Existem dois tipos de investidores na Tesla: os que acreditam na empresa, segurando os seus títulos com uma estratégia de longo-prazo, e os que preferem ganhar dinheiro com a desvalorização das ações da empresa (em inglês, shorting stock). Os primeiros querem colher os frutos da aceleração da transição mundial para as energias sustentáveis; os segundos, apenas querem que a Tesla afunde para as ações desvalorizarem. Estes últimos ‘irritam’ Elon que tem feito um esforço para gerar proveitos, como ficou plasmado na apresentação de resultados do segundo trimestre.

No segundo trimestre do ano Tesla cresceu as suas receitas da atividade automóvel 47%, em termos homólogos, para 3.357 mil milhões de dólares. Mas para contrariar aqueles investidores que ‘incomodam’ Elon, a carta indica que empresa consegui produzir cerca de 7.000 Model 3, Model S e Model X na última semana de junho. “Uma produção total de 7.000 veículos por semana, ou 350.000 por ano, devem permitir a Tesla alcançar lucros sustentáveis pela primeira vez na história”, lê-se logo no primeiro parágrafo. As duas únicas pessoas que assinaram a carta indicam a seriedade do documento: Elon Musk, Chairman & CEO, e Deepak Ahuja, Chief Financial Officer.

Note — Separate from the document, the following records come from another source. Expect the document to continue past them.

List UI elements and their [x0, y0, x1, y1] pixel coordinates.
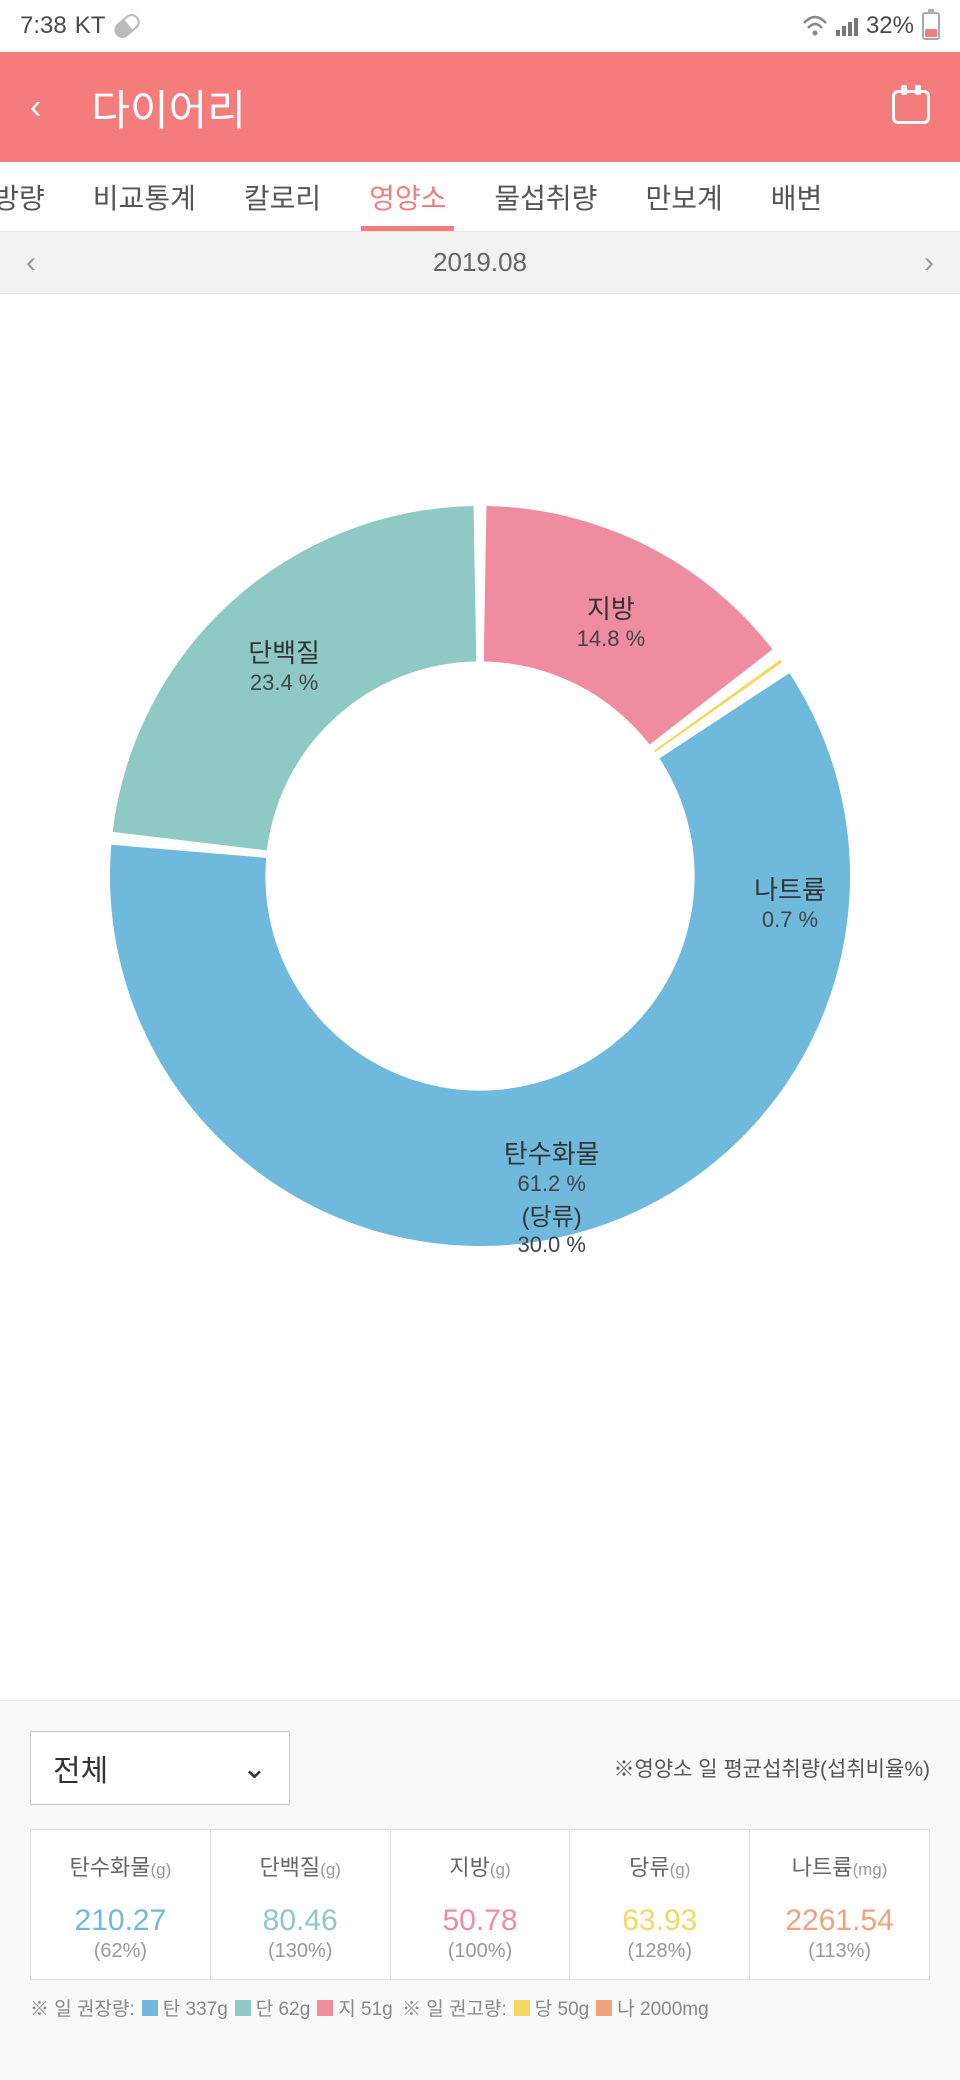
back-button[interactable]: ‹	[30, 88, 41, 127]
wifi-icon	[802, 15, 828, 37]
hint-text: ※영양소 일 평균섭취량(섭취비율%)	[614, 1753, 931, 1783]
app-header: ‹ 다이어리	[0, 52, 960, 162]
next-month-button[interactable]: ›	[924, 246, 934, 280]
status-bar: 7:38 KT 32%	[0, 0, 960, 52]
scope-selector-label: 전체	[53, 1746, 108, 1790]
nutrition-table: 탄수화물(g)210.27(62%)단백질(g)80.46(130%)지방(g)…	[30, 1829, 930, 1980]
donut-label-0: 지방14.8 %	[511, 589, 711, 652]
status-left: 7:38 KT	[20, 12, 141, 40]
tab-3[interactable]: 영양소	[345, 162, 470, 231]
legend-swatch	[317, 2000, 333, 2016]
donut-chart: 지방14.8 %나트륨0.7 %탄수화물61.2 %(당류)30.0 %단백질2…	[100, 496, 860, 1256]
legend-swatch	[514, 2000, 530, 2016]
donut-label-3: 단백질23.4 %	[184, 633, 384, 696]
legend: ※ 일 권장량:탄 337g단 62g지 51g ※ 일 권고량:당 50g나 …	[30, 1994, 930, 2021]
battery-icon	[922, 12, 940, 40]
chart-area: 지방14.8 % 나트륨0.7 % 탄수화물61.2 %(당류)30.0 % 단백질2…	[0, 294, 960, 1414]
tab-5[interactable]: 만보계	[621, 162, 746, 231]
page-title: 다이어리	[91, 77, 892, 138]
donut-label-2: 탄수화물61.2 %(당류)30.0 %	[452, 1134, 652, 1258]
tab-2[interactable]: 칼로리	[220, 162, 345, 231]
legend-swatch	[596, 2000, 612, 2016]
status-right: 32%	[802, 12, 940, 40]
legend-swatch	[235, 2000, 251, 2016]
legend-swatch	[142, 2000, 158, 2016]
summary-panel: 전체 ⌄ ※영양소 일 평균섭취량(섭취비율%) 탄수화물(g)210.27(6…	[0, 1700, 960, 2080]
nutri-cell-4: 나트륨(mg)2261.54(113%)	[750, 1830, 929, 1979]
tabs: |방량비교통계칼로리영양소물섭취량만보계배변	[0, 162, 960, 232]
nutri-cell-3: 당류(g)63.93(128%)	[570, 1830, 750, 1979]
donut-label-1: 나트륨0.7 %	[690, 870, 890, 933]
battery-pct: 32%	[866, 12, 914, 40]
tab-1[interactable]: 비교통계	[69, 162, 220, 231]
tab-4[interactable]: 물섭취량	[470, 162, 621, 231]
signal-icon	[836, 16, 858, 36]
nutri-cell-0: 탄수화물(g)210.27(62%)	[31, 1830, 211, 1979]
tab-0[interactable]: |방량	[0, 162, 69, 231]
status-carrier: KT	[75, 12, 106, 40]
date-navigator: ‹ 2019.08 ›	[0, 232, 960, 294]
calendar-icon[interactable]	[892, 90, 930, 124]
nutri-cell-2: 지방(g)50.78(100%)	[391, 1830, 571, 1979]
chevron-down-icon: ⌄	[242, 1751, 267, 1786]
prev-month-button[interactable]: ‹	[26, 246, 36, 280]
tab-6[interactable]: 배변	[747, 162, 847, 231]
date-label: 2019.08	[433, 247, 527, 278]
scope-selector[interactable]: 전체 ⌄	[30, 1731, 290, 1805]
status-time: 7:38	[20, 12, 67, 40]
nutri-cell-1: 단백질(g)80.46(130%)	[211, 1830, 391, 1979]
pill-icon	[112, 11, 144, 41]
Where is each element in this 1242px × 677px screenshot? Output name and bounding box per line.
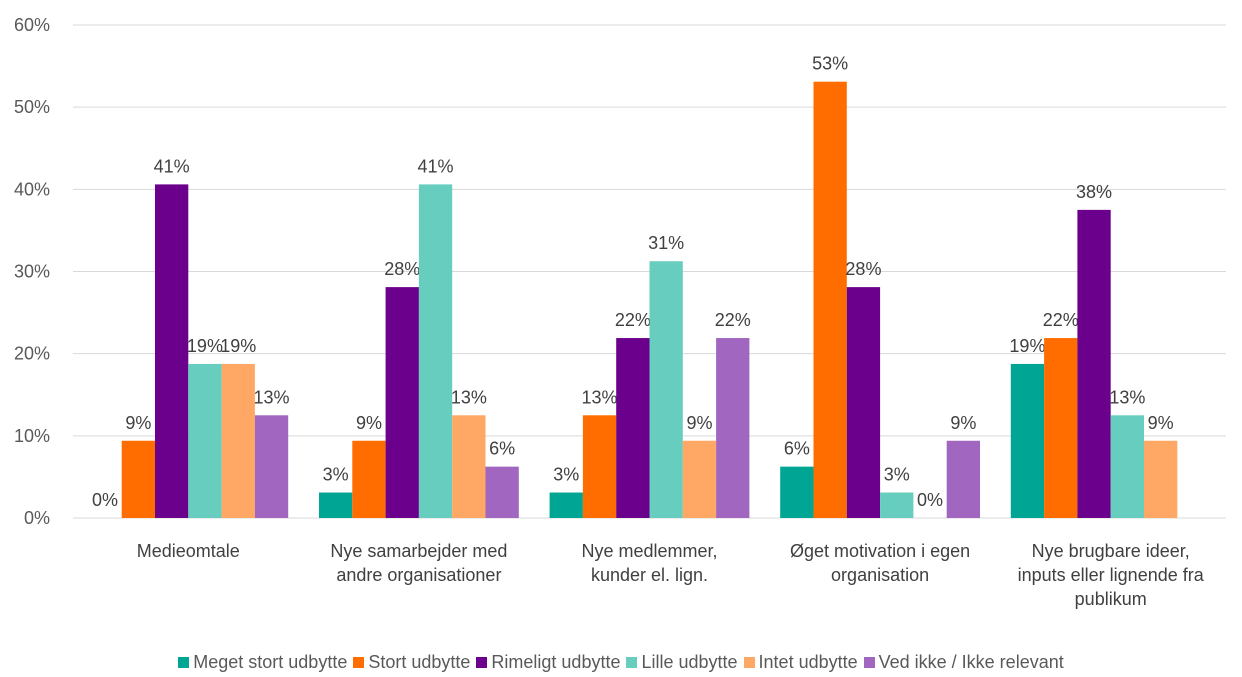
legend-label: Stort udbytte [368, 652, 471, 672]
x-category-label-line: Øget motivation i egen [790, 541, 970, 561]
legend-item: Stort udbytte [353, 652, 470, 673]
bar [418, 184, 453, 519]
legend-swatch [353, 657, 365, 668]
x-category-label-line: Nye medlemmer, [581, 541, 717, 561]
x-category-label: Nye samarbejder med andre organisationer [330, 541, 507, 585]
x-category-label: Nye brugbare ideer, inputs eller lignende… [1018, 541, 1205, 609]
bar [452, 415, 486, 518]
chart-legend: Meget stort udbytte Stort udbytte Rimeligt… [0, 652, 1242, 673]
bar [188, 363, 222, 518]
x-category-label: Nye medlemmer, kunder el. lign. [581, 541, 717, 585]
data-label: 28% [384, 259, 420, 279]
bar [155, 184, 189, 519]
legend-swatch [626, 657, 638, 668]
data-label: 9% [125, 413, 151, 433]
legend-label: Meget stort udbytte [193, 652, 348, 672]
bar [846, 287, 881, 518]
legend-swatch [178, 657, 190, 668]
legend-label: Rimeligt udbytte [491, 652, 621, 672]
legend-item: Intet udbytte [743, 652, 858, 673]
x-category-label-line: Nye samarbejder med [330, 541, 507, 561]
data-label: 19% [187, 336, 223, 356]
y-tick-label: 0% [24, 508, 50, 528]
data-label: 13% [254, 387, 290, 407]
bar [582, 415, 617, 518]
data-label: 6% [489, 439, 515, 459]
data-label: 3% [884, 465, 910, 485]
legend-swatch [863, 657, 875, 668]
data-label: 9% [1148, 413, 1174, 433]
data-label: 41% [418, 156, 454, 176]
bar [549, 492, 583, 518]
y-tick-label: 30% [14, 262, 50, 282]
y-tick-label: 50% [14, 97, 50, 117]
bar [121, 440, 155, 518]
x-category-label: Medieomtale [137, 541, 240, 561]
bar [780, 466, 814, 518]
data-label: 53% [812, 54, 848, 74]
bar [880, 492, 914, 518]
legend-swatch [743, 657, 755, 668]
bar [716, 338, 750, 518]
data-label: 9% [686, 413, 712, 433]
bar [352, 440, 386, 518]
data-label: 0% [92, 490, 118, 510]
bar [649, 261, 683, 518]
bar [1110, 415, 1144, 518]
data-label: 13% [1109, 387, 1145, 407]
bar-chart: 0%10%20%30%40%50%60%0%9%41%19%19%13%Medi… [14, 15, 1226, 609]
x-category-label-line: inputs eller lignende fra [1018, 565, 1205, 585]
data-label: 22% [715, 310, 751, 330]
bar [254, 415, 289, 518]
legend-swatch [476, 657, 488, 668]
bar [1010, 363, 1045, 518]
x-category-label-line: Medieomtale [137, 541, 240, 561]
bar [813, 81, 847, 518]
legend-label: Lille udbytte [641, 652, 738, 672]
data-label: 6% [784, 439, 810, 459]
bar [1144, 440, 1178, 518]
bar [485, 466, 519, 518]
bar [1044, 338, 1078, 518]
data-label: 13% [451, 387, 487, 407]
x-category-label-line: Nye brugbare ideer, [1032, 541, 1190, 561]
legend-item: Rimeligt udbytte [476, 652, 620, 673]
bar [1077, 209, 1111, 518]
x-category-label-line: kunder el. lign. [591, 565, 708, 585]
bar [385, 287, 419, 518]
data-label: 22% [615, 310, 651, 330]
x-category-label: Øget motivation i egen organisation [790, 541, 970, 585]
legend-label: Intet udbytte [758, 652, 858, 672]
data-label: 19% [1009, 336, 1045, 356]
legend-item: Lille udbytte [626, 652, 738, 673]
data-label: 41% [154, 156, 190, 176]
x-category-label-line: publikum [1075, 589, 1147, 609]
data-label: 28% [845, 259, 881, 279]
bar [682, 440, 717, 518]
data-label: 9% [356, 413, 382, 433]
y-tick-label: 20% [14, 344, 50, 364]
bar [616, 338, 650, 518]
x-category-label-line: organisation [831, 565, 929, 585]
y-tick-label: 10% [14, 426, 50, 446]
y-tick-label: 60% [14, 15, 50, 35]
legend-item: Ved ikke / Ikke relevant [863, 652, 1064, 673]
legend-item: Meget stort udbytte [178, 652, 347, 673]
x-category-label-line: andre organisationer [336, 565, 501, 585]
bar [221, 363, 255, 518]
data-label: 13% [582, 387, 618, 407]
bar [946, 440, 980, 518]
legend-label: Ved ikke / Ikke relevant [878, 652, 1064, 672]
data-label: 0% [917, 490, 943, 510]
data-label: 31% [648, 233, 684, 253]
bar [319, 492, 353, 518]
y-tick-label: 40% [14, 179, 50, 199]
data-label: 38% [1076, 182, 1112, 202]
data-label: 9% [950, 413, 976, 433]
data-label: 3% [553, 465, 579, 485]
data-label: 22% [1043, 310, 1079, 330]
data-label: 19% [220, 336, 256, 356]
data-label: 3% [323, 465, 349, 485]
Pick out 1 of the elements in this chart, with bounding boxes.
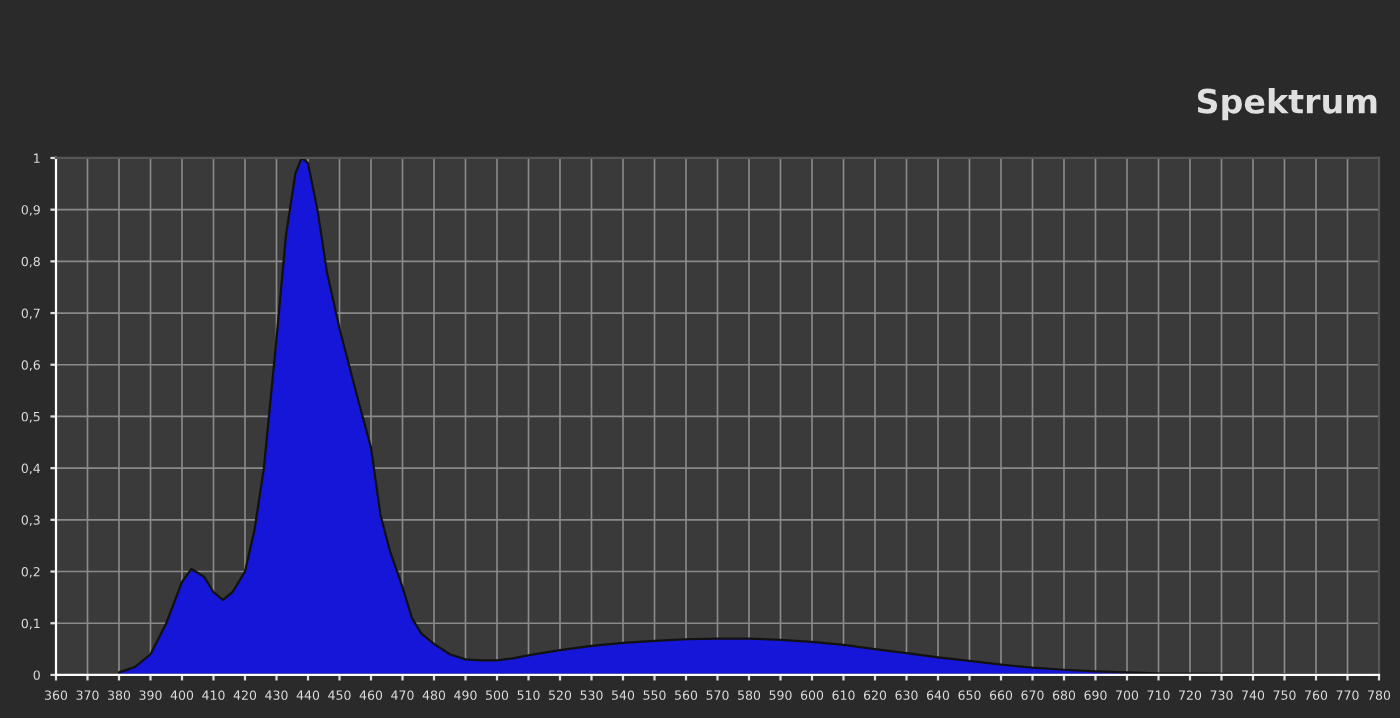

O futuro é por natureza imprevisível e, parafraseando João Pinto, defesa direito do Futebol Clube do Porto, “prognósticos só no final do jogo”. Em qualquer dos casos, Elon Musk, para muitos um visionário, para outros um ‘fala barato’ nas redes sociais, há de ter um plano. Sobre ele, Richard Waters, conclui, num artigo de opinião: “what happens next is anyone’s guess”.